Weyhe-Kirchweyhe. Dass sie gegen Rassismus und Ausgrenzung sind, ließen die Teilnehmer an der Nacht der Jugend im Jugendhaus Trafo in Weyhe am Sonnabend deutlich erkennen. Bei Vorträgen und in Workshops wurde intensiv zu diesen Themen diskutiert und an die Reichspogromnacht am 9. November 1938 erinnert.

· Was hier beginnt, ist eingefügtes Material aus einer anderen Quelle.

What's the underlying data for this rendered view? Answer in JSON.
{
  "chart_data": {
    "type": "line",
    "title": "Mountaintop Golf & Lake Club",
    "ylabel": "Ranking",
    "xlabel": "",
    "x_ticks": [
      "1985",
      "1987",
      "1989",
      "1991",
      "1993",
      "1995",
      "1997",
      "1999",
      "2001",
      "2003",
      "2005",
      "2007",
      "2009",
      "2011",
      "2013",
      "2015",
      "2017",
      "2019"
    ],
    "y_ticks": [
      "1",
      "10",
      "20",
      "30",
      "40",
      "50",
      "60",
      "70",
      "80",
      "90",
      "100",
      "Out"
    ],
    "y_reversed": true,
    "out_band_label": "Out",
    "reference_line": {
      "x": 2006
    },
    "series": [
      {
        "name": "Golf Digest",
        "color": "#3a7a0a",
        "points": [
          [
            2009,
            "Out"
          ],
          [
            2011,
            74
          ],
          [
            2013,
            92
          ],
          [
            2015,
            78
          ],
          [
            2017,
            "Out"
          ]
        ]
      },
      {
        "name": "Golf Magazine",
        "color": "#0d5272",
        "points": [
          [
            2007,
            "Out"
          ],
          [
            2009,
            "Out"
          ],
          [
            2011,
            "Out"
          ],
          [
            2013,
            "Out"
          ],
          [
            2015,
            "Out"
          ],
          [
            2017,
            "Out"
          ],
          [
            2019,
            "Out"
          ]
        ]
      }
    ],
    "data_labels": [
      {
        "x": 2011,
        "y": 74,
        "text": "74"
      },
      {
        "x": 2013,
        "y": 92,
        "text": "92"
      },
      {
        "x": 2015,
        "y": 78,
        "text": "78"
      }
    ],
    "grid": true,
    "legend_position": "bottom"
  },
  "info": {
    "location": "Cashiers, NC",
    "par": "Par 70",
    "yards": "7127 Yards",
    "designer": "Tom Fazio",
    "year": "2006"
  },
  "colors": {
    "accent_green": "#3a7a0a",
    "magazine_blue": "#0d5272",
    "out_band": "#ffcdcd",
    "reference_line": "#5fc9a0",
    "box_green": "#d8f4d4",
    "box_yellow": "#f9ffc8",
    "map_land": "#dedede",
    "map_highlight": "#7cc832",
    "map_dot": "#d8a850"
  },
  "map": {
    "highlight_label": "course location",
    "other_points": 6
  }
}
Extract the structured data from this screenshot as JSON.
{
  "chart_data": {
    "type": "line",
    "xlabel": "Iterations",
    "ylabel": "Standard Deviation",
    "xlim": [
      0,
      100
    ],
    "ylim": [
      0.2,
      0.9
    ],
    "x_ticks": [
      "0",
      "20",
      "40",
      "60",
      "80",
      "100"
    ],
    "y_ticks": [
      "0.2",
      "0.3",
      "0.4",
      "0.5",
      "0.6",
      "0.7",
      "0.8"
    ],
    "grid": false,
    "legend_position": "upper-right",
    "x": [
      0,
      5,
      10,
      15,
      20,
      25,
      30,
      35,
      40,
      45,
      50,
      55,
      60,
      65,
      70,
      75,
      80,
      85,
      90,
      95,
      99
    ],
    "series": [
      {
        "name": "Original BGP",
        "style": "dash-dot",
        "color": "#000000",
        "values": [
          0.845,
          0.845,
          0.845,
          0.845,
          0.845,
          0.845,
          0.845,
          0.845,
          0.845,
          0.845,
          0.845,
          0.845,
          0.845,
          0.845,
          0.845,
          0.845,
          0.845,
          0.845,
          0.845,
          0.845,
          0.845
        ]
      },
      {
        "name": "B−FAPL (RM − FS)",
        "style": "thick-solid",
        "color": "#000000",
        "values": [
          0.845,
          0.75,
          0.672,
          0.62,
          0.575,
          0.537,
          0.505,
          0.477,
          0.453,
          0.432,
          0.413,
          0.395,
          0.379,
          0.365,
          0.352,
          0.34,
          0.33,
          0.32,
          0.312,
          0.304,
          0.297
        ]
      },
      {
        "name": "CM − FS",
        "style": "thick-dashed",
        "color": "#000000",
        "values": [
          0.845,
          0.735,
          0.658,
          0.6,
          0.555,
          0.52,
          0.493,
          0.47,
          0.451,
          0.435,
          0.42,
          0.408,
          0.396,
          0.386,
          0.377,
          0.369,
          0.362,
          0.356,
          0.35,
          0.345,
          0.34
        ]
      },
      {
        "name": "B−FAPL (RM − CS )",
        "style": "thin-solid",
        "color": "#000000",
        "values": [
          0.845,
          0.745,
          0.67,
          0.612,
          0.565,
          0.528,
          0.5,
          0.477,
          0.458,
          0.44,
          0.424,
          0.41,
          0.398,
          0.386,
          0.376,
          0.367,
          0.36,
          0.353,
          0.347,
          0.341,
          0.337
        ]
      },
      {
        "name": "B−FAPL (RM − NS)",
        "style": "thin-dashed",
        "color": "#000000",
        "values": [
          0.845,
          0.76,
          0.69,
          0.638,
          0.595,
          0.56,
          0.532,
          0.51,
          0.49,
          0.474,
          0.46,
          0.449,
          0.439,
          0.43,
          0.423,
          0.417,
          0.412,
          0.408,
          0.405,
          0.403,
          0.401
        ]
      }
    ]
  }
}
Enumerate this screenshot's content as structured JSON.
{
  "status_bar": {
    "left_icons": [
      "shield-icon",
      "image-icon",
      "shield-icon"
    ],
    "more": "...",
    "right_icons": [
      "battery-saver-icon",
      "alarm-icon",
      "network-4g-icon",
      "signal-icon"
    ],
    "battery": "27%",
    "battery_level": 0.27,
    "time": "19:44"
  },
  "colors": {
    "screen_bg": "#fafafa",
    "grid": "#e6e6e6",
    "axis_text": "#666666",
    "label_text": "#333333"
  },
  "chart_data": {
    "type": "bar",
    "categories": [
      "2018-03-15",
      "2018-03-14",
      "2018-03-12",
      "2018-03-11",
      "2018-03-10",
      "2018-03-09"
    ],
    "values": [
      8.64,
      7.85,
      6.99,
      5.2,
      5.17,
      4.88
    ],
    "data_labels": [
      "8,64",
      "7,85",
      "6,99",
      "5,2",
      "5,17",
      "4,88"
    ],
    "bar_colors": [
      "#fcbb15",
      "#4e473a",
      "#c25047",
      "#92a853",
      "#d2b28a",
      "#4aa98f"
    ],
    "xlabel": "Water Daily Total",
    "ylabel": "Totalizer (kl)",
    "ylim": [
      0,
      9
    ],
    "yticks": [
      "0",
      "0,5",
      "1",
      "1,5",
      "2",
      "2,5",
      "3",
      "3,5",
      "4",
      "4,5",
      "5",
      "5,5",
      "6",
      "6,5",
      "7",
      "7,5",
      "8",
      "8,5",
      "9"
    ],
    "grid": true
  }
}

Bereits zum fünften Mal befassten sich die jungen Besucher im Jugendhaus Trafo mit diesem Themenbereich. Lediglich im vergangenen Jahr konnte aufgrund der Corona-Pandemie keine Präsenzveranstaltung angeboten werden. Ein siebenköpfiges Organisationsteam um den Sozialpädagogen Lars Thyen und Jugendpfleger Till Wörner hatte die aktuelle Veranstaltung seit Monaten akribisch vorbereitet. „Wir wollen ein Statement gegen Menschenverachtung setzen“, erklärte Wörner zu Beginn des öffentlichen Teils.

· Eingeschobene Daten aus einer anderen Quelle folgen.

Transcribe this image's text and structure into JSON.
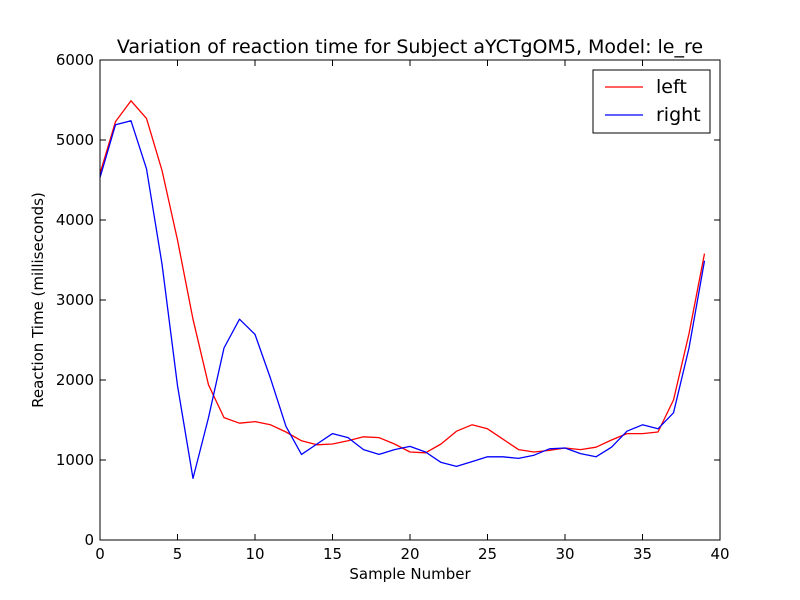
{
  "chart_data": {
    "type": "line",
    "title": "Variation of reaction time for Subject aYCTgOM5, Model: le_re",
    "xlabel": "Sample Number",
    "ylabel": "Reaction Time (milliseconds)",
    "xlim": [
      0,
      40
    ],
    "ylim": [
      0,
      6000
    ],
    "x_ticks": [
      0,
      5,
      10,
      15,
      20,
      25,
      30,
      35,
      40
    ],
    "y_ticks": [
      0,
      1000,
      2000,
      3000,
      4000,
      5000,
      6000
    ],
    "grid": false,
    "legend_position": "top-right",
    "series": [
      {
        "name": "left",
        "color": "#ff0000",
        "x": [
          0,
          1,
          2,
          3,
          4,
          5,
          6,
          7,
          8,
          9,
          10,
          11,
          12,
          13,
          14,
          15,
          16,
          17,
          18,
          19,
          20,
          21,
          22,
          23,
          24,
          25,
          26,
          27,
          28,
          29,
          30,
          31,
          32,
          33,
          34,
          35,
          36,
          37,
          38,
          39
        ],
        "y": [
          4580,
          5230,
          5490,
          5270,
          4620,
          3750,
          2760,
          1940,
          1530,
          1460,
          1480,
          1440,
          1350,
          1240,
          1190,
          1200,
          1240,
          1290,
          1280,
          1200,
          1100,
          1090,
          1200,
          1360,
          1440,
          1390,
          1260,
          1130,
          1100,
          1120,
          1150,
          1130,
          1160,
          1250,
          1330,
          1330,
          1350,
          1750,
          2580,
          3580
        ]
      },
      {
        "name": "right",
        "color": "#0000ff",
        "x": [
          0,
          1,
          2,
          3,
          4,
          5,
          6,
          7,
          8,
          9,
          10,
          11,
          12,
          13,
          14,
          15,
          16,
          17,
          18,
          19,
          20,
          21,
          22,
          23,
          24,
          25,
          26,
          27,
          28,
          29,
          30,
          31,
          32,
          33,
          34,
          35,
          36,
          37,
          38,
          39
        ],
        "y": [
          4530,
          5190,
          5240,
          4640,
          3450,
          1930,
          770,
          1530,
          2400,
          2760,
          2570,
          2020,
          1420,
          1070,
          1200,
          1330,
          1280,
          1130,
          1070,
          1130,
          1170,
          1100,
          970,
          920,
          980,
          1040,
          1040,
          1020,
          1060,
          1140,
          1150,
          1080,
          1040,
          1160,
          1360,
          1440,
          1390,
          1590,
          2400,
          3490
        ]
      }
    ]
  }
}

Der erste Vortrag begann mit einem Rückblick. Nach einem Lied über Stolpersteine wurde an den kürzlich verstorbenen Weyher Ehrenbürger Otto Polak erinnert, der sich als einer der letzten Zeitzeugen des Holocaust in der Region große Verdienste um die Aufarbeitung dieses dunkelsten Kapitels deutscher und auch Weyher Geschichte erworben hat. „Wir wollen dessen Kampf weiterführen“, hieß es. Mit einem kurzen Film zeichneten die Veranstalter zudem den Lebens- und Leidensweg von Bernhard Poelder auf, nach dem in Leeste eine Straße benannt ist. „Er hat unter den Folgen jahrelang gelitten“, hieß es.

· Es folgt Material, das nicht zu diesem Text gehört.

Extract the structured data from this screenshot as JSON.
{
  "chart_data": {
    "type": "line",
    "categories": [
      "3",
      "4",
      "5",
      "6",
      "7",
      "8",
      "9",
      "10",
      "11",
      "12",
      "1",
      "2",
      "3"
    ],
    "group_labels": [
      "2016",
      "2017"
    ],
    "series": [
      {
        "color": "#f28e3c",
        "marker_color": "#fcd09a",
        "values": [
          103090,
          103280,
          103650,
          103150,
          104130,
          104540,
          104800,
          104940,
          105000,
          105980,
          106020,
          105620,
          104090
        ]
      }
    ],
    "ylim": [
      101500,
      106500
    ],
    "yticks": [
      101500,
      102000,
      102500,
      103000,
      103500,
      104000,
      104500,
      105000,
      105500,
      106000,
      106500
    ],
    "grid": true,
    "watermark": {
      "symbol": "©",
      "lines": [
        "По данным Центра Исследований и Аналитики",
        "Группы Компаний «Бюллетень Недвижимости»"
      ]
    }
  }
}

Viele nachhaltige und bittere Eindrücke hatten die Weyher Jugendlichen bei einem Besuch in der Gedenkstätte Bergen-Belsen – einem früheren Konzentrationslager – vermittelt bekommen. „Alles zur Entmenschlichung und Entwürdigung“, fasste es Thyen im Vortrag zusammen. Sein Team bewies mit Bildern, dass „rechtes Zeug“ zuletzt in Weyhe wieder entdeckt wurde: Sticker in Leeste, Hakenkreuze an andere Stelle und SS-Runen bei der Zentralsportanlage. Mit Zitaten von Anne Frank klang der erste Teil des Abends aus.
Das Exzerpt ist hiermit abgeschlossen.